De rechtbank overweegt als volgt. De rechtbank heeft de zaak eerder behandeld ter terechtzitting van 28 oktober 2014. De rechtbank heeft de vordering toen afgewezen, omdat uit de stukken niet kon worden opgemaakt dat de mededeling van de straf waartoe [verdachte] was veroordeeld overeenkomstig het bepaalde in artikel 366a, tweede lid van het Wetboek van Strafvordering aan hem per post was toegezonden. Die mededeling is inmiddels aan de veroordeelde betekend. Nu de veroordeelde echter na betekening van bovengenoemde mededeling niet meer in de gelegenheid is gesteld om de hem opgelegde bijzondere voorwaarden na te komen, zal de rechtbank de vordering van de officier van justitie afwijzen.

Beslissing

De rechtbank wijst de vordering van de officier van justitie af.

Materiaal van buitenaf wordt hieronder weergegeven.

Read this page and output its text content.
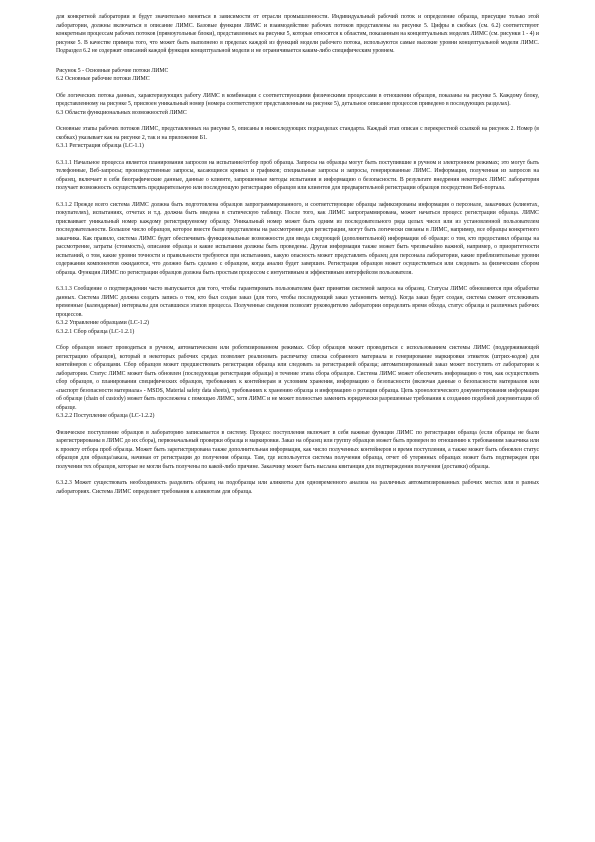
для конкретной лаборатории и будут значительно меняться в зависимости от отрасли промышленности. Индивидуальный рабочий поток и определение образца, присущие только этой лаборатории, должны включаться в описание ЛИМС. Базовые функции ЛИМС и взаимодействие рабочих потоков представлены на рисунке 5. Цифры в скобках (см. 6.2) соответствуют конкретным процессам рабочих потоков (прямоугольные блоки), представленных на рисунке 5, которые относятся к областям, показанным на концептуальных моделях ЛИМС (см. рисунки 1 - 4) и рисунке 5. В качестве примера того, что может быть выполнено в пределах каждой из функций модели рабочего потока, используются самые высокие уровни концептуальной модели ЛИМС. Подраздел 6.2 не содержит описаний каждой функции концептуальной модели и не ограничивается каким-либо специфическим уровнем.

Рисунок 5 - Основные рабочие потоки ЛИМС

6.2 Основные рабочие потоки ЛИМС

Обе логических потока данных, характеризующих работу ЛИМС в комбинации с соответствующими физическими процессами в отношении образцов, показаны на рисунке 5. Каждому блоку, представленному на рисунке 5, присвоен уникальный номер (номера соответствуют представленным на рисунке 5), детальное описание процессов приведено в последующих разделах).

6.3 Области функциональных возможностей ЛИМС

Основные этапы рабочих потоков ЛИМС, представленных на рисунке 5, описаны в нижеследующих подразделах стандарта. Каждый этап описан с перекрестной ссылкой на рисунок 2. Номер (в скобках) указывает как на рисунке 2, так и на приложение Б1.

6.3.1 Регистрация образца (LC-1.1)

6.3.1.1 Начальное процесса является планирования запросов на испытание/отбор проб образца. Запросы на образцы могут быть поступившие в ручном и электронном режимах; это могут быть телефонные, Веб-запросы; производственные запросы, касающиеся кривых и графиков; специальные запросы и запросы, генерированные ЛИМС. Информация, полученная из запросов на образец, включает в себя биографические данные, данные о клиенте, запрошенные методы испытания и информацию о безопасности. В результате внедрения некоторых ЛИМС лаборатория получает возможность осуществлять предварительную или последующую регистрацию образцов или клиентов для предварительной регистрации образцов посредством Веб-портала.

6.3.1.2 Прежде всего система ЛИМС должна быть подготовлена образцов запрограммированного, и соответствующие образцы зафиксированы информация о персонале, заказчиках (клиентах, покупателях), испытаниях, отчетах и т.д. должна быть введена в статическую таблицу. После того, как ЛИМС запрограммирована, может начаться процесс регистрации образца. ЛИМС присваивает уникальный номер каждому регистрируемому образцу. Уникальный номер может быть одним из последовательного ряда целых чисел или из установленной пользователем последовательности. Большое число образцов, которое вместе были представлены на рассмотрение для регистрации, могут быть логически связаны в ЛИМС, например, все образцы конкретного заказчика. Как правило, система ЛИМС будет обеспечивать функциональные возможности для ввода следующей (дополнительной) информации об образце: о том, кто предоставил образцы на рассмотрение, затраты (стоимость), описание образца и какие испытания должны быть проведены. Другая информация также может быть чрезвычайно важной, например, о приоритетности испытаний, о том, какие уровни точности и правильности требуются при испытаниях, какую опасность может представлять образец для персонала лаборатории, какие приблизительные уровни содержания компонентов ожидаются, что должно быть сделано с образцом, когда анализ будет завершен. Регистрация образцов может осуществляться или следовать за физическим сбором образца. Функция ЛИМС по регистрации образцов должна быть простым процессом с интуитивным и эффективным интерфейсом пользователя.

6.3.1.3 Сообщение о подтверждении часто выпускается для того, чтобы гарантировать пользователям факт принятия системой запроса на образец. Статусы ЛИМС обновляются при обработке данных. Система ЛИМС должна создать запись о том, кто был создан заказ (для того, чтобы последующий заказ установить метод). Когда заказ будет создан, система сможет отслеживать временные (календарные) интервалы для оставшихся этапов процесса. Полученные сведения позволят руководителю лаборатории определить время обхода, статус образца и различных рабочих процессов.

6.3.2 Управление образцами (LC-1.2)

6.3.2.1 Сбор образца (LC-1.2.1)

Сбор образцов может проводиться в ручном, автоматическом или роботизированном режимах. Сбор образцов может проводиться с использованием системы ЛИМС (поддерживающей регистрацию образцов), который в некоторых рабочих средах позволяет реализовать распечатку списка собранного материала и генерирование маркировки этикеток (штрих-кодов) для контейнеров с образцами. Сбор образцов может предшествовать регистрации образца или следовать за регистрацией образца; автоматизированный заказ может поступить от лаборатории к лаборатории. Статус ЛИМС может быть обновлен (последующая регистрация образца) в течение этапа сбора образцов. Система ЛИМС может обеспечить информацию о том, как осуществлять сбор образцов, о планировании специфических образцов, требованиях к контейнерам и условиям хранения, информацию о безопасности (включая данные о безопасности материалов или «паспорт безопасности материала» - MSDS, Material safety data sheets), требованиях к хранению образца и информацию о ротации образца. Цепь хронологического документирования информации об образце (chain of custody) может быть прослежена с помощью ЛИМС, хотя ЛИМС и не может полностью заменить юридически разрешенные требования к созданию подобной документации об образце.

6.3.2.2 Поступление образца (LC-1.2.2)

Физическое поступление образцов в лабораторию записывается в систему. Процесс поступления включает в себя важные функции ЛИМС по регистрации образца (если образцы не были зарегистрированы в ЛИМС до их сбора), первоначальный проверки образца и маркировки. Заказ на образец или группу образцов может быть проверен по отношению к требованиям заказчика или к проекту отбора проб образца. Может быть зарегистрирована также дополнительная информация, как число полученных контейнеров и время поступления, а также может быть обновлен статус образцов для образца/заказа, начиная от регистрации до получения образца. Там, где используется система получения образца, отчет об утерянных образцах может быть подтвержден при получении тех образцов, которые не могли быть получены по какой-либо причине. Заказчику может быть выслана квитанция для подтверждения получения (доставки) образца.

6.3.2.3 Может существовать необходимость разделить образец на подобразцы или аликвоты для одновременного анализа на различных автоматизированных рабочих местах или в разных лабораториях. Система ЛИМС определяет требования к аликвотам для образца.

Deze beslissing is gegeven door mr. J.J. Schoemaker, voorzitter, mrs. B.I. Klaassens en
E. Läkamp, rechters, bijgestaan door mr. K.E. van Rhijn, griffier, en uitgesproken ter openbare terechtzitting van 24 maart 2015.
De griffier is buiten staat deze beslissing mede te ondertekenen.